Sūnzǐ Bīngfǎ Chapitre 13 : Yòngjiān (用间) — L’usage des espions

Le treizième et dernier chapitre traite du renseignement — l’acquisition d’une connaissance préalable par des sources humaines plutôt que par la divination, les esprits ou l’analogie. Sūnzǐ déclare que la connaissance préalable est l’essence de la guerre, le fondement sur lequel reposent toutes les décisions stratégiques. Le chapitre classe cinq catégories d’espionnage et affirme que le service de renseignement est l’instrument le plus précieux dont dispose le souverain.

Le titre 用间 (Yòngjiān) combine 用 (Yòng, utiliser) avec 间 (Jiān, espion ou agent — littéralement « celui qui opère dans l’espace intermédiaire »).

La connaissance préalable comme fondement

Le chapitre s’ouvre sur un rappel du coût : lever une armée de 100 000 hommes et mener campagne pendant des années épuise l’État et bouleverse la vie de centaines de milliers de personnes. Tout cela — alors que l’issue peut dépendre d’une information qui aurait pu être obtenue pour une fraction du coût. Le souverain qui rechigne à financer les opérations de renseignement tout en dépensant sans compter pour les armées est « le comble de l’inhumanité » (不仁之至也 Bùrén zhī zhì yě).

Sūnzǐ est explicite : la connaissance préalable ne peut être obtenue auprès des esprits, par analogie avec les événements passés, ni par des calculs astronomiques. Elle ne peut venir que des personnes — de ceux qui connaissent directement la situation de l’ennemi. Cette insistance sur un renseignement empirique, d’origine humaine, plutôt que sur la divination et les orientations surnaturelles s’accorde avec le courant rationaliste de la pensée daoïste. Le Dàodéjīng ne s’appuie pas sur les présages ; il enseigne la perception directe de la réalité telle qu’elle est.

Cinq catégories d’agents

Sūnzǐ classe cinq types d’opérateurs du renseignement :

Agents locaux (因间 Yīnjiān) — habitants du territoire ennemi qui fournissent des informations sur les conditions locales.

Agents internes (内间 Nèijiān) — fonctionnaires ou serviteurs au sein du gouvernement ennemi qui ont été recrutés.

Agents retournés (反间 Fǎnjiān) — espions ennemis qui ont été identifiés, recrutés et amenés à travailler pour vous. La catégorie la plus précieuse : grâce à eux, les quatre autres types peuvent être gérés.
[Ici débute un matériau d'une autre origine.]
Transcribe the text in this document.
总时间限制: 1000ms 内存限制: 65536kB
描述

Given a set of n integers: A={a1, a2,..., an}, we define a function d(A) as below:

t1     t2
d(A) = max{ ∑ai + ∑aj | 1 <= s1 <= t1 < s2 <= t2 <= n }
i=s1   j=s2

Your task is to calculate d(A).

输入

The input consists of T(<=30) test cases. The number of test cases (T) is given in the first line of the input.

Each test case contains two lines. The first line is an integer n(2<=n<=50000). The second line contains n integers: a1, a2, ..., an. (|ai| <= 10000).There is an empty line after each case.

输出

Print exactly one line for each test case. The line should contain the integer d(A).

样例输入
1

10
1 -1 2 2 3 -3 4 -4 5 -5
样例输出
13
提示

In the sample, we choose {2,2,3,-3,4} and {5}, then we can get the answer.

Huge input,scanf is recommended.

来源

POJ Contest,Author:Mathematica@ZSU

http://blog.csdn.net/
Agents sacrifiables (死间 Sǐjiān) — agents auxquels on fournit délibérément de fausses informations, qu’ils transmettent ensuite à l’ennemi. Ces agents peuvent être sacrifiés lorsque la tromperie est découverte.

Agents survivants (生间 Shēngjiān) — agents qui pénètrent chez l’ennemi, recueillent des renseignements et reviennent faire rapport.

Lien avec la pratique martiale

L’accent mis par le chapitre sur la connaissance préalable — connaître les plans, les dispositions et les intentions de l’ennemi avant l’engagement — se traduit directement dans la compétence la plus élevée du combat Wudang : lire l’intention avant qu’elle ne se manifeste en action.

Tīngjìn (听劲, énergie d’écoute) est l’équivalent martial de l’espionnage. Par le contact physique dans le Tuīshǒu, le pratiquant recueille des renseignements sur la structure de l’adversaire, la répartition de son poids, ses schémas de tension et son mouvement naissant. Ces informations — obtenues par la sensibilité plutôt que par la force — fournissent la connaissance préalable qui permet une réponse précise et économe.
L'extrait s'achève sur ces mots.